In 1995, the United States spent $183 billion dollars on research and development (R&D), according to a recent report by the Division of Science Resource Studies (SRS). Of that total amount, $177 billion can be attributed to individual states. Based on analysis of the data, SRS has identified the states that expended the most R&D dollars, and the sources and performers of the funds.

The most prominent finding is that the distribution of R&D expenditures was substantially concentrated in only six states. California is the clear leader, accounting for over $36 billion, or one-fifth of the total. The other five states, in descending order, were Michigan, New York, Massachusetts, New Jersey and Texas. Taken together, the six states account for approximately one-half of the $177 billion state-specific total.

The SRS report also shows expenditures by type of performer--industry, federal government, academia, federally funded research and development centers (FFRDCs), and other nonprofit organizations. Findings revealed, not surprisingly, that those states appearing on the list of total R&D leaders generally also appeared on the lists for top industrial and academic R&D.

According to the study, expenditure levels of individual states are often closely related to economic size of the states. R&D expenditures can be examined as a proportion of the Gross State Product (GSP), a measure of the total economic activity occurring within the state. This proportion is referred to as each state's R&D "intensity." In 1995, New Mexico had the highest R&D intensity at 8.1%. The United States' total R&D intensity is 2.5%.

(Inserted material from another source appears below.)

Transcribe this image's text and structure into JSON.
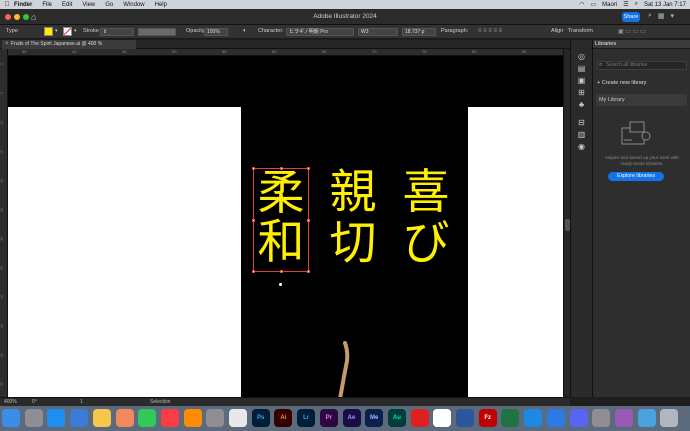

Additional breakdowns show that the Department of Defense (DoD) and the Department of Health and Human Services (HHS) together provided 68% of total Federal support for FY 995 R&D. California and Maryland were the two largest recipients of Federal R&D funds. Performers in California, primarily industrial firms, received 21% of DoD's R&D support. Maryland received 20% of total HHS funding largely from the National Institutes of Health.